Britain can’t escape a global trade war – so we have to stop it
The first casualty of war, it is said, is truth.
The first casualty of the current US-China trade war was Mid-Continent Nail – America’s largest nail producer – which is in a state (Missouri) that overwhelmingly voted for Donald Trump, and has already had to lay off a third of its workforce.
The problem is it won’t be the last. This Sino-American sneeze will mean the rest of the world coming down with something nasty – and the UK will be no exception.
Read more: Tit-for-tat Trump tariffs to take trans-Pacific trade toll
Since the EU referendum, UK business has become increasingly engaged with trade policy debates.
Obviously, the greatest focus has been on the UK’s future trade relationship with the EU, the destination for 44 per cent of British goods exports. But that share, while crucially important, has been falling over the last two decades – and the EU’s share of the world economy is also declining.
The snag is that the change in exports ratios has been thanks to burgeoning trade with fast-growing economies in Asia, the Middle East, and Africa – mostly under trade agreements negotiated between these countries and the EU.
So it’s vital that whatever the EU-UK settlement, these agreements are not lost.
With British exporters looking beyond the EU for trade opportunities, it is also crucial that the global accord in favour of free trade does not crumble.
This is not just about the US and China; recent tensions between the US and a range of other economies, including Mexico, Canada, Germany and Japan, have raised the spectre of a global trade war. Tariffs imposed by one side are being matched and raised by another, leading to a spiral of protectionism.
There are some arguments you don’t expect to have to win again.
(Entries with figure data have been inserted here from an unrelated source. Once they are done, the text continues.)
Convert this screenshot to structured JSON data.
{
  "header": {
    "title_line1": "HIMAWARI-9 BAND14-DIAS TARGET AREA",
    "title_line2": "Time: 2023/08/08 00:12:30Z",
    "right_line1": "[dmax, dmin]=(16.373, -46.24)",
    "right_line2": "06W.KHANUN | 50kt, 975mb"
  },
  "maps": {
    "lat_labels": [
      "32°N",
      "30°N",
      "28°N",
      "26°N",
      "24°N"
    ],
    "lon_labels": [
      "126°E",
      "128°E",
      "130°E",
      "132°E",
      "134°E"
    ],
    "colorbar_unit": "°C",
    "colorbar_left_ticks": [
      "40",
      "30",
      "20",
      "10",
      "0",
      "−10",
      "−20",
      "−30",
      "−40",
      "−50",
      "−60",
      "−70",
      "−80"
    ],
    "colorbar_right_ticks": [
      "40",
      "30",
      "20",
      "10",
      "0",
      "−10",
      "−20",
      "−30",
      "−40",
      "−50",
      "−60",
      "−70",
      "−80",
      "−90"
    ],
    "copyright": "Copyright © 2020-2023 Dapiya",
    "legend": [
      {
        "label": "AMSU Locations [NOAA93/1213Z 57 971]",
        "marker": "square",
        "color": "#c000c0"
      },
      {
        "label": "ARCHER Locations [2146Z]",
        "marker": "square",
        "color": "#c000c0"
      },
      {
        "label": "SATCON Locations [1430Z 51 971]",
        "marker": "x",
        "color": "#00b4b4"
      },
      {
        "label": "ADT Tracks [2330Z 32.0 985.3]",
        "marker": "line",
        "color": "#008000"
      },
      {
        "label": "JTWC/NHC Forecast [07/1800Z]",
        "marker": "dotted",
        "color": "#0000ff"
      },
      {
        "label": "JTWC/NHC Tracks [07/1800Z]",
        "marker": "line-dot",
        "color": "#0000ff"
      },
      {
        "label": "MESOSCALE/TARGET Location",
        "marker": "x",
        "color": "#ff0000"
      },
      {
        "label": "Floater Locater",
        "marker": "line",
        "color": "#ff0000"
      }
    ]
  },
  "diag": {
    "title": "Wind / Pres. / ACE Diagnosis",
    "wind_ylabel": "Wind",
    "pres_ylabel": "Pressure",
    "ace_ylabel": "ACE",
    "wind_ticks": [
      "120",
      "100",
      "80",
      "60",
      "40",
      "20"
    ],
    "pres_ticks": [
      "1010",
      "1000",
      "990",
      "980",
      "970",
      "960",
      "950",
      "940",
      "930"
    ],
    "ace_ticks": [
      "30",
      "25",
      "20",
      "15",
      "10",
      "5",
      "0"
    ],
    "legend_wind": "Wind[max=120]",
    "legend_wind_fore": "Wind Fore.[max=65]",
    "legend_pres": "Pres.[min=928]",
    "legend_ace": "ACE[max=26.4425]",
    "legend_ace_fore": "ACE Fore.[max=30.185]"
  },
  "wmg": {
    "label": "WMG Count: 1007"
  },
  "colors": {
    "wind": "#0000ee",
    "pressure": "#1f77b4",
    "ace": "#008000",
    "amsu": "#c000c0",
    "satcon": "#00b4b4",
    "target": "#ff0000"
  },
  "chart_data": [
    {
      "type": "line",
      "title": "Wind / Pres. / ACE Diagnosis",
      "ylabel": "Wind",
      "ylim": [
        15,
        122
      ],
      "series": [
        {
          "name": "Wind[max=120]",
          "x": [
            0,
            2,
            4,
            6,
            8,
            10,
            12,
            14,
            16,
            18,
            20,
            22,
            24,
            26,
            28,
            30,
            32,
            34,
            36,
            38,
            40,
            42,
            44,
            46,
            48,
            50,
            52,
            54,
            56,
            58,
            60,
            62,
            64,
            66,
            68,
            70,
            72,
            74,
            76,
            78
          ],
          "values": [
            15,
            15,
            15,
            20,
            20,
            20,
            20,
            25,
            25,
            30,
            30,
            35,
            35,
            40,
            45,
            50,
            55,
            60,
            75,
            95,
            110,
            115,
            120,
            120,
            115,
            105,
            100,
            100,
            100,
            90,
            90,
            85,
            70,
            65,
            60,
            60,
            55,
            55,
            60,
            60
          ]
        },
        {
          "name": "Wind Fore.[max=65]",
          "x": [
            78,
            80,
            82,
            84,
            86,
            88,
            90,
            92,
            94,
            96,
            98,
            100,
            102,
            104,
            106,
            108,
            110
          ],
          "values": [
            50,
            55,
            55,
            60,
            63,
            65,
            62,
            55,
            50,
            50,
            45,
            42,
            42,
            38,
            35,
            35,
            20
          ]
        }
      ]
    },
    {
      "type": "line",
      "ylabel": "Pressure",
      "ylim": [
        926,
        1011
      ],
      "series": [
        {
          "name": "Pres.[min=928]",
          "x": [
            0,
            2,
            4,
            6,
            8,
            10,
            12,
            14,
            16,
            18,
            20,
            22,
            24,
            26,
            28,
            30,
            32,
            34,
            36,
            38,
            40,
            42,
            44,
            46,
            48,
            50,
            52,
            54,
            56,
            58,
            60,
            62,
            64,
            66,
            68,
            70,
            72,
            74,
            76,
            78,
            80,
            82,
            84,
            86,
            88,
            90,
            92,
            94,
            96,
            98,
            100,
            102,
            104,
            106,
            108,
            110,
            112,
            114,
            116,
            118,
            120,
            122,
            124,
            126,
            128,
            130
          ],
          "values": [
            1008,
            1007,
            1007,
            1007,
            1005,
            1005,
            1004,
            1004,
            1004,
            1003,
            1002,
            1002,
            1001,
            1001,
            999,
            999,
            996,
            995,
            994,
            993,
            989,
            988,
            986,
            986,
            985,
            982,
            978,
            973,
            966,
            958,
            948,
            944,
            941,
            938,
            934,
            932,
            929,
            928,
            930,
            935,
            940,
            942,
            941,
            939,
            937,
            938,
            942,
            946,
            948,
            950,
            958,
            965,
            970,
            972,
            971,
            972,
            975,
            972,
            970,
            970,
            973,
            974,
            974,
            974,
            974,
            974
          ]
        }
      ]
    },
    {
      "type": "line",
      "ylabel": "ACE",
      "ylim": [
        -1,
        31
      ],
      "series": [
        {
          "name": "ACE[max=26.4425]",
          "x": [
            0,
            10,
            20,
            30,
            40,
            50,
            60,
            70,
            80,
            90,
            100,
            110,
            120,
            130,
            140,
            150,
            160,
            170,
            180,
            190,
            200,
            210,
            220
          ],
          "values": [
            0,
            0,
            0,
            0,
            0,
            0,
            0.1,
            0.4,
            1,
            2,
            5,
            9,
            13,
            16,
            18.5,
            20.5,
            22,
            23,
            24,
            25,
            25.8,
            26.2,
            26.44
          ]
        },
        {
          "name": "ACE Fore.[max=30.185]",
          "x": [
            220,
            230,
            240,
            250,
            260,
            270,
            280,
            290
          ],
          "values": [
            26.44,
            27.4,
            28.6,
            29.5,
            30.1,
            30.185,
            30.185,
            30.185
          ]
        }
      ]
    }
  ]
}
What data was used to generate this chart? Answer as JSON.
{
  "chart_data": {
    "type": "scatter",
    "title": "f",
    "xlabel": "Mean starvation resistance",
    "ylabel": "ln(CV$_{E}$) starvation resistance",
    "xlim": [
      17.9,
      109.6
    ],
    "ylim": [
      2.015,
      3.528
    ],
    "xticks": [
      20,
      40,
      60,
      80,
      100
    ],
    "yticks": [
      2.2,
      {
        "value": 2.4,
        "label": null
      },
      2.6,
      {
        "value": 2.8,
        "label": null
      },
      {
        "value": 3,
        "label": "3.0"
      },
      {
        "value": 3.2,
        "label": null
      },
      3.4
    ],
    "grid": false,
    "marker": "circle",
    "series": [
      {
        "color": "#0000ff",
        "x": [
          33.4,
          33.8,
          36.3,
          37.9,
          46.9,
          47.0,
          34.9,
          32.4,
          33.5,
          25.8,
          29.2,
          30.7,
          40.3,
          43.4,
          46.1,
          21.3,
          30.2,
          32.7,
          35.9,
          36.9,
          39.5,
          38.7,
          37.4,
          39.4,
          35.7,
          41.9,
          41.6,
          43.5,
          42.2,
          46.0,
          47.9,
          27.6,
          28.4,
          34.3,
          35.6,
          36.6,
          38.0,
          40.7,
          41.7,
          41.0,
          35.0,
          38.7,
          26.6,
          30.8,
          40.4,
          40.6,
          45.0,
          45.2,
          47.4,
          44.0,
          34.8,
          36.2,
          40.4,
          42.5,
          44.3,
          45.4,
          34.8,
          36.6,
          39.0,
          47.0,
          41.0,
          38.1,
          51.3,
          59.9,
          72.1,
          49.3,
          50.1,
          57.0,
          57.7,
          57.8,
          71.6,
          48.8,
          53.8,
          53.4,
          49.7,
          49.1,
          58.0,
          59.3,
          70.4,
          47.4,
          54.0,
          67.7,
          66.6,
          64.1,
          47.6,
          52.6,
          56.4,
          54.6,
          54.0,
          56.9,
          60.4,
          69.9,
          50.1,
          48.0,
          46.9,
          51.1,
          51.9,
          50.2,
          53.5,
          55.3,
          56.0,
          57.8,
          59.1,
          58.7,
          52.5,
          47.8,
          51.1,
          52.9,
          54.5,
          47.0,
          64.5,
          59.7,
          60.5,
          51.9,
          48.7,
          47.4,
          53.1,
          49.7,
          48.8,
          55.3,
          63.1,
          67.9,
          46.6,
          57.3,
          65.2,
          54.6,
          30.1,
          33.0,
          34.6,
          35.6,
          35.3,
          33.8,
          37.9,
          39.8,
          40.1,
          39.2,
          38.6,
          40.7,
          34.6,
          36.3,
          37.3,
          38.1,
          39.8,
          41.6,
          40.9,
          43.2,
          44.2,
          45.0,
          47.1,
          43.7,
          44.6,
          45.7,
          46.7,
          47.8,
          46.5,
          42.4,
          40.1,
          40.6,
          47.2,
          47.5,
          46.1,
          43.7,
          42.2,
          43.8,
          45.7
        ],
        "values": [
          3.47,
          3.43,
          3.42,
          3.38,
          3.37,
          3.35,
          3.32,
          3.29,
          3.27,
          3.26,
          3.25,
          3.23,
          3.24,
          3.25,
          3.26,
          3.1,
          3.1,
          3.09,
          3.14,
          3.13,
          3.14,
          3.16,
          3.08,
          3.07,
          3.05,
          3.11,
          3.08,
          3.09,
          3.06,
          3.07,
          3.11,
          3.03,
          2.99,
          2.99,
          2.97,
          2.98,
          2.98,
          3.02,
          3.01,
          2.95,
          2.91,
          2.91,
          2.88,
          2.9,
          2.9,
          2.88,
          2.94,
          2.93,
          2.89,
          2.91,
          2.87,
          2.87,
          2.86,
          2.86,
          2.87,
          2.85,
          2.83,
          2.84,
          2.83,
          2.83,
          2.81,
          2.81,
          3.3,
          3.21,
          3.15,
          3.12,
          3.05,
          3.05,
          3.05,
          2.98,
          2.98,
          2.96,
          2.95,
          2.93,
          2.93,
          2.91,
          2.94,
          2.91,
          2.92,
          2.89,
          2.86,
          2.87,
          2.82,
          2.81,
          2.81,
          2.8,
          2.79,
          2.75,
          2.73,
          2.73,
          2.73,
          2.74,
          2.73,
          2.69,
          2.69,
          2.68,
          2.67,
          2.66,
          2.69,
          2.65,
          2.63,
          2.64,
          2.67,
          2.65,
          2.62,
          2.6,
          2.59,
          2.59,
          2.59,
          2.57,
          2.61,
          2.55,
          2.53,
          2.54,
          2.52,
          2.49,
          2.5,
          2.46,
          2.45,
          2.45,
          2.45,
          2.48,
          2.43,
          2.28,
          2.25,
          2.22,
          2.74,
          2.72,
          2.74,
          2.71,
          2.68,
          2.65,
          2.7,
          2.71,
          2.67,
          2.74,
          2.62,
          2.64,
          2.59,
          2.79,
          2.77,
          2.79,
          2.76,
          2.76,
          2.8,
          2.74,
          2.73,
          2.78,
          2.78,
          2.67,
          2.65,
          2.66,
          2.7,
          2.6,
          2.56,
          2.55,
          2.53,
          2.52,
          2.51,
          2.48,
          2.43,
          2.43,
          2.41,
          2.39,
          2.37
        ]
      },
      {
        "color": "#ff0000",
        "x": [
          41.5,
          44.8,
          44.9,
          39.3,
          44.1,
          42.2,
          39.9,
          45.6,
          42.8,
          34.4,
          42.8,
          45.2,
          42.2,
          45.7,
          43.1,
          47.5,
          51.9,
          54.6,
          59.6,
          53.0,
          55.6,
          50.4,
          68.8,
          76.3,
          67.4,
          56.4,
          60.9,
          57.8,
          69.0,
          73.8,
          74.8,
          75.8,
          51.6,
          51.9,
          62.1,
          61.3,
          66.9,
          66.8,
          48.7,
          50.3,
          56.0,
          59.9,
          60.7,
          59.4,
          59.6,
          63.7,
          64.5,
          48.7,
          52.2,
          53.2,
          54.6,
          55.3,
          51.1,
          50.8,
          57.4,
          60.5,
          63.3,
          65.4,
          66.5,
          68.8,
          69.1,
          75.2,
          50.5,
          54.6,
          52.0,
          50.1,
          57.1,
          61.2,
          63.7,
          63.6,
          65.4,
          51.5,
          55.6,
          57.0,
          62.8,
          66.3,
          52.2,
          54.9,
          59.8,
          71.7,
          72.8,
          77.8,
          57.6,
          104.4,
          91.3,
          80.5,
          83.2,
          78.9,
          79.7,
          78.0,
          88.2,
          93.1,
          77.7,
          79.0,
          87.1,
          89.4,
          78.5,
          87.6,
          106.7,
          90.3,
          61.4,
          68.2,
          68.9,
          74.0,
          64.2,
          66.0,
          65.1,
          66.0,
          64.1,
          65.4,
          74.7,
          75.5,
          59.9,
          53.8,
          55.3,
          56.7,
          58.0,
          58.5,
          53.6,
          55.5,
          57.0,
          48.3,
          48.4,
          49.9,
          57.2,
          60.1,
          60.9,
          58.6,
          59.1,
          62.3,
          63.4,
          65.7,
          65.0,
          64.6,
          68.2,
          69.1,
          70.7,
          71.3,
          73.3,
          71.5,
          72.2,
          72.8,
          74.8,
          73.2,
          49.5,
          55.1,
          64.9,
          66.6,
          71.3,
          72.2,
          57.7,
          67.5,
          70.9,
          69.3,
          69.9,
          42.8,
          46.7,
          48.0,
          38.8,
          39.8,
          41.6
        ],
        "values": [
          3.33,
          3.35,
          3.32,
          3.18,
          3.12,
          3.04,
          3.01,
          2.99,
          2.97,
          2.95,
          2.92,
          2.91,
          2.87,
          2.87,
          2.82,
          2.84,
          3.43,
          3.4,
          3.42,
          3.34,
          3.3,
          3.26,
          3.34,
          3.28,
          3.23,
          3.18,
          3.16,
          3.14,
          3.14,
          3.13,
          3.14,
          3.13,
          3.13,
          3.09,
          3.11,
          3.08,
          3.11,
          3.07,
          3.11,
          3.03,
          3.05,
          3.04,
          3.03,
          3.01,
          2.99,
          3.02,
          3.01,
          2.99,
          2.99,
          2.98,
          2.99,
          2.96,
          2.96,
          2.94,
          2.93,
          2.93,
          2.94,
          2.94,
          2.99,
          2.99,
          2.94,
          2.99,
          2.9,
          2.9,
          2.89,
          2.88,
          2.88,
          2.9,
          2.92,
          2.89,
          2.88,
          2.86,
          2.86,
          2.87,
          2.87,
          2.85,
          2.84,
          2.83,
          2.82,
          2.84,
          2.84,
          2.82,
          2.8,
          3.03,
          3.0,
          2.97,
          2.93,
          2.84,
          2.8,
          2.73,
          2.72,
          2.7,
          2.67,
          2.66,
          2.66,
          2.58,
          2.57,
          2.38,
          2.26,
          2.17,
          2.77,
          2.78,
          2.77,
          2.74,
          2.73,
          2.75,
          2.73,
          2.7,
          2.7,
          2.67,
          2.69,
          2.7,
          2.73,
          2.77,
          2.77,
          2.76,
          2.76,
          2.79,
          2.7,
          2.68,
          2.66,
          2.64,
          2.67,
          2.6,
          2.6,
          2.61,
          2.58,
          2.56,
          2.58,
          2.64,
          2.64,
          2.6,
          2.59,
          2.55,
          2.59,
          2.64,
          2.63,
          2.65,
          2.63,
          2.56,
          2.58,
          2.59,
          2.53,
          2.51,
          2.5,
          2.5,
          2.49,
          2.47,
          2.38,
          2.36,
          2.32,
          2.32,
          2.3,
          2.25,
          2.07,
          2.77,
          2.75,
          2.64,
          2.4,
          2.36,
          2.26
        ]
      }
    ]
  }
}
The merits of free trade have been debated since the eighteenth century, but in the post-1945 period, consensus has prevailed that freer trade is better for everyone.
This has underpinned decades of international trade cooperation, and the last 70 years have seen the lowering of barriers and tariffs.
At the same time, extreme poverty has reduced dramatically, with around a billion people escaping it between 1990 and 2010 – a billion potential new customers.
However, the benefits of free trade are not always apparent to everyone. Less skilled workers in advanced economies seeing jobs lost to overseas competition – as well as to automation – may not be so enamoured of it.
It’s not hard to see how a shift in the political narrative towards protectionism has gone unchallenged, especially when “disrupter” politicians across the world have been quick to stoke fear with the spectre of foreign competition.
But trade barriers hurt us all. The World Bank is clear that they result in slower global economic growth, and that in turn means slower progress in eradicating poverty.
It is also bad news for British businesses – whether or not they are the actual targets of tariffs. Lower trade between the US and China, for example, damages both economies, and in turn their demand for goods and services from the UK.
Oxford Economics’ Global Scenario Service simulated a trade war in which the US withdraws from Nafta, and raises tariffs to 25 per cent on all Chinese imports and 10 per cent for other major Asian emerging markets.
Faced with political pressure to protect their own industries, these economies would implement matching tariffs in retaliation, leading to a major slowdown in world trade and business investment, and a sharp deterioration in global financial markets.
This scenario keenly affects the UK economy, even though neither the US nor its adversaries are targeting imports from Britain.
The analysis shows that slower growth across the world economy, as well as the effects on global financial markets, would reduce UK GDP growth to almost 1.1 per cent in 2019; almost a third weaker than the Oxford Economics baseline forecast.
A trade war could mean that 2019, rather than being the year that GDP growth finally picks up in Britain, would actually mark the fifth consecutive year of slower growth.
The problem facing defenders of free trade is that the costs are immediate, visible and concentrated: factories closing or call-centres relocating.
The benefits – the lower prices, the export opportunities created, the millions upon millions no longer living in absolute poverty and becoming consumers – are harder to see, and, frankly, don’t make as compelling a story on the evening news. It is not news that millions of people didn’t starve, and my weekly shop was a bit cheaper.
Nevertheless, if we want Britain to have a brighter tomorrow, it seems we need to start making that case again.